Daniel y Michael Barenboim, Kian soltani Obras: Trío en Mi bemol mayor Opus 1, N° 1; Trío en Re mayor, Opus 70, N° 1 “Fantasma”; Trío en Si bemol mayor, Opus 97, “Archiduque”/ Intérpretes: Daniel Barenboim (piano), Michael Barenboim (violín), Kian Soltani (violonchelo) / En el Teatro Colón.,Daniel y Michael Barenboim, Kian soltani / Nuestra opinón: excelente

Vía: www.lanacion.com.ar | Pablo Gianera

En este Festival Barenboim, el concierto de cámara en trío era para muchos la joya del año. No se equivocaban. Realmente Daniel Barenboim, su hijo Michael y Kian Soltani dieron una lección camarística. Pero fue también una de esas lecciones que le gusta dar a Barenboim: la cuestión no fue poner literalmente en escena el más auténtico arte del trío -aunque sin ese supuesto nada más habría sucedido-, sino mostrar un despliegue en escala de la poética de Beethoven. Entre el Opus N° 1 y el Opus 97 median casi dos décadas que son todo un mundo, aunque también la evidencia de una continuidad.

Resulta realmente increíble que la ouvrebeethoveniana se haya arrancado a sí misma de la nada con el Trío Opus 1 N° 1: tan maduro es su vínculo, y a la vez tan grande su distancia, con la plenitud del clasicismo vienés. El propio Maestro lo dijo hace unos días: “Yo diría que este trío marca un nuevo comienzo”. Justamente así debería escucharse el Allegro: el élan inicial de Barenboim padre no pudo hacerle más justicia a ese Beethoven tempranísimo. En el Adagio, en cambio, fue decisiva la contención, la pericia para que no esté nunca todo a la vista. Hay que decir que Barenboim-Barenboim-Soltani consiguieron mostrar el origen y el curso que tomaría Beethoven.
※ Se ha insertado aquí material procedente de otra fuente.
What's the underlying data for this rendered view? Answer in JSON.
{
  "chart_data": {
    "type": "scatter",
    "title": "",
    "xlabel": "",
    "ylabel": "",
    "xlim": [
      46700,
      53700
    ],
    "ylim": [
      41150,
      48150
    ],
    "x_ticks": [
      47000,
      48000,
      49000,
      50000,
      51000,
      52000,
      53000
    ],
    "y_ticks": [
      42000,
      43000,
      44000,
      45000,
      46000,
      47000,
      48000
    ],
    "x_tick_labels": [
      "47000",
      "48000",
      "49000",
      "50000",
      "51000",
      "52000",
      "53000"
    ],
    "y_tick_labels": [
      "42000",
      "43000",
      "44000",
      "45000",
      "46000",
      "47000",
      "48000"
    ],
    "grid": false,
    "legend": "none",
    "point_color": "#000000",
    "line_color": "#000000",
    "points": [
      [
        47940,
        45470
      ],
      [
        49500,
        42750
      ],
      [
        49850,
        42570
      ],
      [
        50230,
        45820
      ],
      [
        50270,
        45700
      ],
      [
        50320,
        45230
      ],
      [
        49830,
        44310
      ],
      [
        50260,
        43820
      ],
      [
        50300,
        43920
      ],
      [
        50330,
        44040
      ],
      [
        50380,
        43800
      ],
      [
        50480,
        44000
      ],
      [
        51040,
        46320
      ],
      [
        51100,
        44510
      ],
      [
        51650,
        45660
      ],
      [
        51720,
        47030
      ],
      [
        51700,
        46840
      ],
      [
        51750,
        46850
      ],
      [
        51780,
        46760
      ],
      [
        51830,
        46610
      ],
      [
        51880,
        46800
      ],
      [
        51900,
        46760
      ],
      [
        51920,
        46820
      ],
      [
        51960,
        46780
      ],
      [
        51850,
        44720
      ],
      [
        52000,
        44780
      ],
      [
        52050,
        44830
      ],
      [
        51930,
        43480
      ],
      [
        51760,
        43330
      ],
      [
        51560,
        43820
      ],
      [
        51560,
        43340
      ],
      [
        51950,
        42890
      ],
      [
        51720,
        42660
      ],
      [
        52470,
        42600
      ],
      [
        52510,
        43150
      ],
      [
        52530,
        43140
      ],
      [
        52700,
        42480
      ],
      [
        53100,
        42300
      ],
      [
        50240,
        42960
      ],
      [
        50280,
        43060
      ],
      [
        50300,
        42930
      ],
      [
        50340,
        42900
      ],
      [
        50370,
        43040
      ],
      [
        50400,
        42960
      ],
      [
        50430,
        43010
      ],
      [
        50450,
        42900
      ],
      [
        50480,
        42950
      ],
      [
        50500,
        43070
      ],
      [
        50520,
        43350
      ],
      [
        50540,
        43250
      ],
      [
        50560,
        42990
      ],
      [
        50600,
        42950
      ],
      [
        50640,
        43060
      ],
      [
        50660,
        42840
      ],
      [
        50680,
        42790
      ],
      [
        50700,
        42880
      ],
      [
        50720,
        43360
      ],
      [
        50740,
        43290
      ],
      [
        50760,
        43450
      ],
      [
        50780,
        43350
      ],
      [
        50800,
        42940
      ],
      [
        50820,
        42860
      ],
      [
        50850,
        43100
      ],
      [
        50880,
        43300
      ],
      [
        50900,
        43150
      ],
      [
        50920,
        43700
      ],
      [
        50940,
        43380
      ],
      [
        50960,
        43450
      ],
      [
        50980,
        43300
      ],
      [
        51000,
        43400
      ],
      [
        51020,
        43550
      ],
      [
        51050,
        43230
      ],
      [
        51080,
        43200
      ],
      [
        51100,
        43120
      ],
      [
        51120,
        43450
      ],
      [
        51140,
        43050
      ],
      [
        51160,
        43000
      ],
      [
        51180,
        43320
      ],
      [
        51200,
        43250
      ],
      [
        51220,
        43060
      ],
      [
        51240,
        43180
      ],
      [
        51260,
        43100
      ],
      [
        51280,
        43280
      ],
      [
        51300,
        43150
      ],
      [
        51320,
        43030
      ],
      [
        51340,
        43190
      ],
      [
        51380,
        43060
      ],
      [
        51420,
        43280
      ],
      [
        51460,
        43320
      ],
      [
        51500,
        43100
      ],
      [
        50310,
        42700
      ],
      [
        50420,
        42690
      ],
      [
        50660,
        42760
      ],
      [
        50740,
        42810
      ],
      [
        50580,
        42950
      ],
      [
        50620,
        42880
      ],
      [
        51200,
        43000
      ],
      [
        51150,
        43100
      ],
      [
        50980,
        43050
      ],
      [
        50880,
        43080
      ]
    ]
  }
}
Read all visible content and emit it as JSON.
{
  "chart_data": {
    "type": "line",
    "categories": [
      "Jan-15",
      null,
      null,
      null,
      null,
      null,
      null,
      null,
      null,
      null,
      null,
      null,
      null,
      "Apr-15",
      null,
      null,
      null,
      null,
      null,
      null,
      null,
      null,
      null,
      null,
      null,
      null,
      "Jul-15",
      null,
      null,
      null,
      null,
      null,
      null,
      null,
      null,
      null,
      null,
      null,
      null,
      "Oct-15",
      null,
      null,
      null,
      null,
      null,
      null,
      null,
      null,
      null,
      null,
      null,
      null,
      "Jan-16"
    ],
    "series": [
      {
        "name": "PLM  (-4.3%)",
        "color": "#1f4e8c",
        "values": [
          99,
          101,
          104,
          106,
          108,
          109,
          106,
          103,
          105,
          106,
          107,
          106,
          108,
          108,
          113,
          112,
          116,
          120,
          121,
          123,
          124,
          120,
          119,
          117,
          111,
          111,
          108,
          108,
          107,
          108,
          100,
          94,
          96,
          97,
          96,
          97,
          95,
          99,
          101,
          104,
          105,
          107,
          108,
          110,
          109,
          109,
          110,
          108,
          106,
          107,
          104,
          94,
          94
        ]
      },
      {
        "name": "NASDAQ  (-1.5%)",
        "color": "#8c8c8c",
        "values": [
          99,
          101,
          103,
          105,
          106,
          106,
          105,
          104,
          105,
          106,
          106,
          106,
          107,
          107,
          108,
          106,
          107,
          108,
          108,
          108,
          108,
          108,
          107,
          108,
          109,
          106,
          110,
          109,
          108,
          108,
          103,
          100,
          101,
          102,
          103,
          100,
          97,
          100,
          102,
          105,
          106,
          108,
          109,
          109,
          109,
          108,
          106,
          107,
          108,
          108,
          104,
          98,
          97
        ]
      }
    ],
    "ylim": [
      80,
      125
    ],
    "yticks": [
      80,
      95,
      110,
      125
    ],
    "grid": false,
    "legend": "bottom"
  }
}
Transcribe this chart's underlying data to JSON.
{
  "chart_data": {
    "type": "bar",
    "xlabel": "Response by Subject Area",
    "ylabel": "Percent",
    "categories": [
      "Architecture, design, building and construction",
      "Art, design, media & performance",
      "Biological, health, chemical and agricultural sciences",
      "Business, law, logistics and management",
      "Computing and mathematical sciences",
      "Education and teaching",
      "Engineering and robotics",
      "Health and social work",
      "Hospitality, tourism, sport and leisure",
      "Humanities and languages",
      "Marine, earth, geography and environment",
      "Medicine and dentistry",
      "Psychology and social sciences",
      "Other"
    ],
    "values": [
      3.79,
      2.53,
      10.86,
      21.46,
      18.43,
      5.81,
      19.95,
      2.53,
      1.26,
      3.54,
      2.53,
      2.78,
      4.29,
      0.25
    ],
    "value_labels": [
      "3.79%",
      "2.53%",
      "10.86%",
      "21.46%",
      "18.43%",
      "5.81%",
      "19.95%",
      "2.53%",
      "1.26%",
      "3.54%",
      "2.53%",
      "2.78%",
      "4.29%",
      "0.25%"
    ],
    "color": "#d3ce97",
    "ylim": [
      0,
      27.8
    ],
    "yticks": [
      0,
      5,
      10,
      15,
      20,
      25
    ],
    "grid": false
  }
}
Claro que un trío es un diálogo de tres, pero también de solistas y, en ocasiones, de pares. La comunicación de Michael Barenboim y Soltani no tiene interferencias. El Largo del Fantasma constituyó en sí mismo un milagro de concentración: una auténtica animación suspendida de tipo específicamente musical.

Charles Rosen observó en uno de sus libros que casi podría formularse una regla general aplicable a Beethoven según la cual cuanto más extensa es una obra más sencillo es el material que la compone. Esto último vale particularmente para el Trío en Re mayor Opus 70, N° 1. Ya en el primer movimiento, Barenboim-Barenboim-Soltani delinearon con la mayor nitidez la concentración del material temático.

Cualquiera que ame el arte de Barenboim (y más todavía al Barenboim camarista) no podrá evitar que se le presente como nostalgia la versión estremecedora del Fantasma que hizo con Jacqueline du Pré y Pinchas Zukerman. En este caso, como en el otro, Daniel es el primus inter pares que dirige desde el piano. Pero también es necesario concebir este trío y su Fantasma como un nuevo comienzo.

El Archiduke corresponde al final del llamado período medio de Beethoven, y en verdad aparecen en él ciertas estrías, ciertas hendiduras que anticipan su estilo tardío. Ya en el principio, en el primer compás del Allegro moderato sucede algo significativo: el carácter épico es contrariado por la indicación de piano dolce, como si, en las agudas palabras de Theodor Adorno, se leyera una epopeya de Homero para sí mismo y en voz baja.

En esa época de Beethoven, los adornos empiezan a no tener ninguna condición ornamental, esto lo sabemos. En cuanto suspensión o transformación constituyen la estructura de la pieza, pero esto, que puede ser claro en la teoría, es más arduo en la práctica. El tratamiento fue en este caso magistral. Por su lado, las variaciones del movimiento lento tuvieron un delineamiento de una transparencia sorprendente.

El de los dos Barenboim (Daniel y Michael) y Soltani es un trío que parece tocar desde hace años, tanto es el nivel de su sobreentendimiento, y sin embargo consiguen mantener ese asombro mutuo de quienes acaban de conocerse y no quieren que la conversación termine por nada del mundo.